- Philadelphia, Pennsylvania United States of America

Information
- Former names: Walter Biddle Saul High School of Agricultural Sciences; Wissahickon Farm School
- Established: 1943
- School board: Philadelphia Board of Education
- School district: School District of Philadelphia
- Grades: 9-12
- Enrollment: 546(as of fall 2015)
- Website: saul.philasd.org

= W.B. Saul High School =

Public magnet high school in Philadelphia, Pennsylvania

W.B. Saul High School, previously the Walter Biddle Saul High School of Agricultural Sciences, is a magnet high school in Roxborough, Philadelphia. The school, a part of the School District of Philadelphia, serves grades 9 through 12. Saul is a magnet school in the agricultural fields.

Saul is the largest agricultural farm school in the United States. The school has the largest FFA (formerly Future Farmers of America) chapter in the State of Pennsylvania and one of the largest in the United States. Saul has two farmers as staff members.

==History==
The school opened in 1943 as the Wissahickon Farm School. Saul concentrated in traditional agricultural subjects for many years. Kristen A. Graham of The Philadelphia Inquirer said in 2012 that "a recent focus has been on boosting academics, on inquiry-based learning that opens the door to a wider range of careers."

==Campus==
The 130 acre campus is on the Wissahickon Valley in upper Roxborough, Philadelphia, adjacent to Fairmount Park.
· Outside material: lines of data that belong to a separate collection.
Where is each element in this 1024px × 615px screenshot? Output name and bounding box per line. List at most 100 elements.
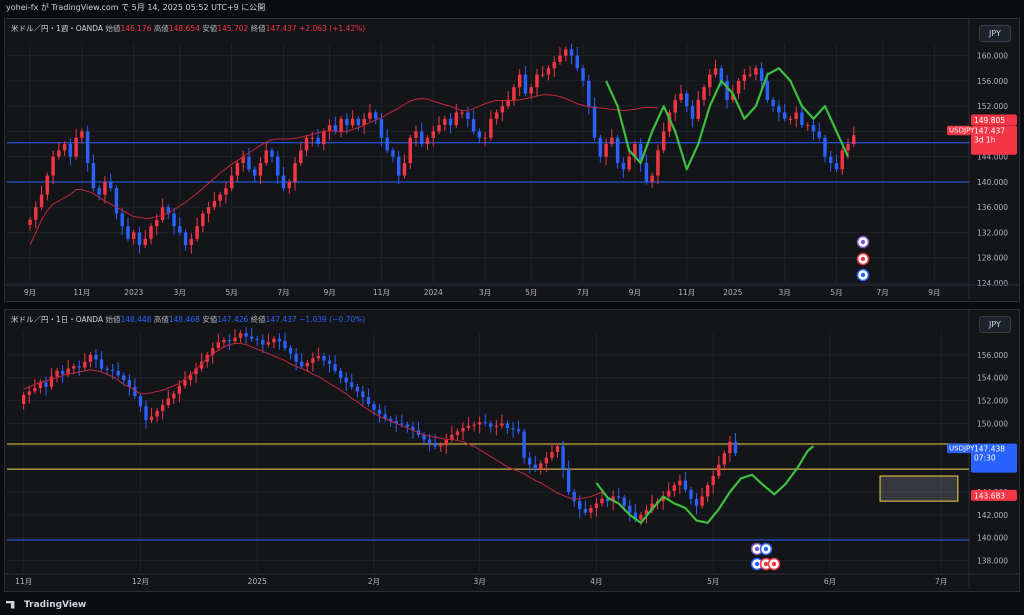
candle-body: [149, 416, 154, 420]
candle-body: [389, 418, 393, 422]
candle-body: [765, 80, 770, 100]
daily-chart-panel[interactable]: 米ドル／円・1日・OANDA 始値148.448 高値148.468 安値147…: [4, 309, 1020, 592]
x-tick-label: 2023: [124, 288, 143, 297]
candle-body: [437, 125, 441, 132]
x-tick-label: 9月: [928, 288, 940, 297]
weekly-legend: 米ドル／円・1週・OANDA 始値146.176 高値148.654 安値145…: [11, 23, 365, 34]
y-tick-label: 154.000: [977, 374, 1008, 383]
candle-body: [427, 439, 432, 443]
legend-open: 148.448: [120, 315, 152, 324]
candle-body: [261, 340, 265, 345]
candle-body: [344, 377, 348, 383]
candle-body: [433, 442, 437, 447]
candle-body: [283, 341, 287, 348]
japan-flag-icon-mark: [860, 256, 866, 262]
legend-high-label: 高値: [153, 315, 169, 324]
currency-button[interactable]: JPY: [979, 25, 1011, 42]
x-tick-label: 7月: [935, 577, 947, 586]
candle-body: [189, 238, 194, 246]
x-tick-label: 7月: [577, 288, 589, 297]
candle-body: [661, 496, 665, 502]
candle-body: [800, 112, 804, 126]
candle-body: [216, 342, 220, 348]
candle-body: [212, 200, 217, 208]
candle-body: [299, 150, 303, 163]
candle-body: [116, 370, 120, 376]
y-tick-label: 152.000: [977, 102, 1008, 111]
candle-body: [247, 156, 251, 170]
candle-body: [350, 382, 354, 387]
candle-body: [439, 445, 443, 447]
y-tick-label: 132.000: [977, 228, 1008, 237]
candle-body: [644, 510, 649, 515]
weekly-chart-svg[interactable]: 124.000 128.000 132.000 136.000 140.000 144.0…: [5, 19, 1019, 301]
candle-body: [460, 112, 464, 114]
y-tick-label: 140.000: [977, 178, 1008, 187]
candle-body: [222, 340, 226, 343]
price-tag: [971, 125, 1017, 155]
candle-body: [512, 87, 516, 100]
legend-open: 146.176: [120, 24, 152, 33]
candle-body: [300, 361, 304, 367]
candle-body: [483, 422, 487, 424]
candle-body: [505, 423, 510, 428]
candle-body: [133, 386, 137, 396]
x-tick-label: 2月: [368, 577, 380, 586]
candle-body: [294, 353, 298, 362]
candle-body: [694, 498, 699, 506]
candle-body: [638, 144, 643, 163]
candle-body: [610, 137, 614, 145]
candle-body: [362, 118, 366, 126]
candle-body: [77, 366, 81, 368]
candle-body: [149, 226, 153, 239]
candle-body: [733, 441, 738, 454]
candle-body: [83, 361, 87, 368]
x-tick-label: 2025: [723, 288, 742, 297]
candle-body: [711, 476, 715, 486]
candle-body: [224, 188, 228, 195]
candle-body: [633, 144, 637, 157]
candle-body: [39, 194, 44, 208]
candle-body: [444, 439, 448, 446]
candle-body: [589, 508, 593, 513]
candle-body: [748, 74, 752, 76]
candle-body: [88, 354, 93, 362]
price-tag: [971, 489, 1017, 501]
candle-body: [350, 118, 355, 126]
candle-body: [361, 391, 365, 398]
candle-body: [68, 144, 73, 157]
candle-body: [561, 446, 565, 470]
candle-body: [717, 464, 721, 476]
candle-body: [356, 118, 361, 126]
candle-body: [272, 338, 276, 343]
candle-body: [759, 68, 764, 81]
candle-body: [114, 188, 119, 214]
x-tick-label: 3月: [474, 577, 486, 586]
y-tick-label: 160.000: [977, 52, 1008, 61]
candle-body: [617, 496, 621, 498]
candle-body: [782, 112, 787, 119]
candle-body: [99, 359, 104, 369]
y-tick-label: 128.000: [977, 254, 1008, 263]
candle-body: [494, 425, 499, 427]
candle-body: [696, 99, 700, 119]
daily-chart-svg[interactable]: 138.000140.000142.000144.000146.000148.0…: [5, 310, 1019, 591]
target-zone-box: [879, 475, 959, 502]
candle-body: [722, 453, 726, 465]
y-tick-label: 144.000: [977, 153, 1008, 162]
candle-body: [552, 61, 556, 69]
candle-body: [385, 137, 389, 151]
candle-body: [742, 74, 747, 81]
x-tick-label: 11月: [15, 577, 32, 586]
candle-body: [85, 131, 90, 163]
weekly-chart-panel[interactable]: 米ドル／円・1週・OANDA 始値146.176 高値148.654 安値145…: [4, 18, 1020, 302]
x-tick-label: 11月: [73, 288, 90, 297]
candle-body: [366, 397, 371, 404]
currency-button[interactable]: JPY: [979, 316, 1011, 333]
symbol-tag: [947, 443, 971, 454]
candle-body: [233, 337, 237, 342]
x-tick-label: 3月: [479, 288, 491, 297]
candle-body: [454, 112, 459, 126]
candle-body: [500, 106, 505, 113]
legend-close: 147.437: [265, 24, 297, 33]
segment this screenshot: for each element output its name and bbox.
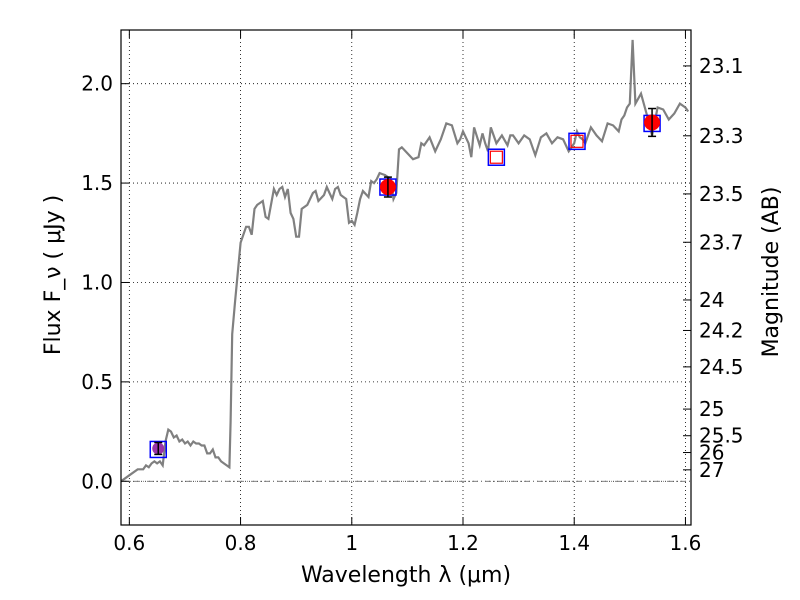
y-axis-label: Flux F_ν ( μJy ) (41, 195, 66, 355)
y-tick-label: 0.5 (81, 370, 113, 394)
right-tick-label: 24.5 (699, 355, 744, 379)
x-tick-label: 1.2 (447, 531, 479, 555)
right-tick-label: 23.7 (699, 230, 744, 254)
right-tick-label: 25.5 (699, 424, 744, 448)
right-tick-label: 23.3 (699, 124, 744, 148)
y-tick-label: 1.0 (81, 270, 113, 294)
x-tick-label: 0.8 (225, 531, 257, 555)
x-tick-label: 1 (345, 531, 358, 555)
right-tick-label: 27 (699, 458, 724, 482)
model-square-marker (149, 440, 168, 459)
right-tick-label: 23.5 (699, 182, 744, 206)
x-axis-label: Wavelength λ (μm) (301, 563, 511, 588)
x-tick-label: 1.4 (558, 531, 590, 555)
photometry-points (149, 107, 661, 459)
right-axis-label: Magnitude (AB) (759, 187, 784, 358)
plot-frame (120, 29, 692, 526)
upper-limit-marker (489, 150, 503, 164)
right-tick-label: 26 (699, 441, 724, 465)
model-square-marker (568, 132, 586, 151)
y-tick-label: 2.0 (81, 72, 113, 96)
right-tick-label: 25 (699, 397, 724, 421)
model-square-marker (487, 148, 506, 166)
right-tick-label: 24.2 (699, 318, 744, 342)
right-tick-label: 24 (699, 288, 724, 312)
template-spectrum-line (120, 39, 690, 483)
x-tick-label: 1.6 (670, 531, 702, 555)
y-tick-label: 1.5 (81, 171, 113, 195)
upper-limit-marker (570, 134, 584, 148)
grid (121, 30, 691, 525)
right-tick-label: 23.1 (699, 54, 744, 78)
y-tick-label: 0.0 (81, 469, 113, 493)
y-axis-ticks: 0.0 0.5 1.0 1.5 2.0 (81, 72, 129, 493)
x-tick-label: 0.6 (113, 531, 145, 555)
x-axis-ticks: 0.6 0.8 1 1.2 1.4 1.6 (113, 30, 701, 555)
The campus is located on both sides of Henry Avenue. One side houses the academic, agricultural, and physical education/health buildings as well as the greenhouses and small animal laboratory buildings. On that side those buildings are adjacent to the basketball court, open soccer field and school gym. The portion on the other side of Henry Avenue houses the school's field crop area, nursery, pasture area for livestock, and working farm. The working farm houses dairy, horses, sheep, and swine, as well as the school's meat science program.

==Admissions==
Kristen A. Graham of The Philadelphia Inquirer said in 2012 that Saul "requires strong grades for admission". The school received 1,100 applications for the first year (freshman) class of the 2012-2013 school year, according to Tamera Conaway, the principal. In order to get in one must score a 75% or above on the PSSAs, have all A's and B's and no more than 15 absences.

==Academics==
As of 2015 64% of Saul graduates attend colleges and universities.

==Demographics==
As of fall 2015 the school had 546 students, including 182 first year students (freshmen). Kristen A. Graham of The Philadelphia Inquirer said that the size of the first year class for that school year was larger than the usual size of a freshman class at Saul. During that year, 65.8% of students were African-American, 17.4% were White, and 13.9% were Hispanic. 40.1% were classified as economically disadvantaged. 9.5% require special education services. Graham characterized the Saul student body as "diverse".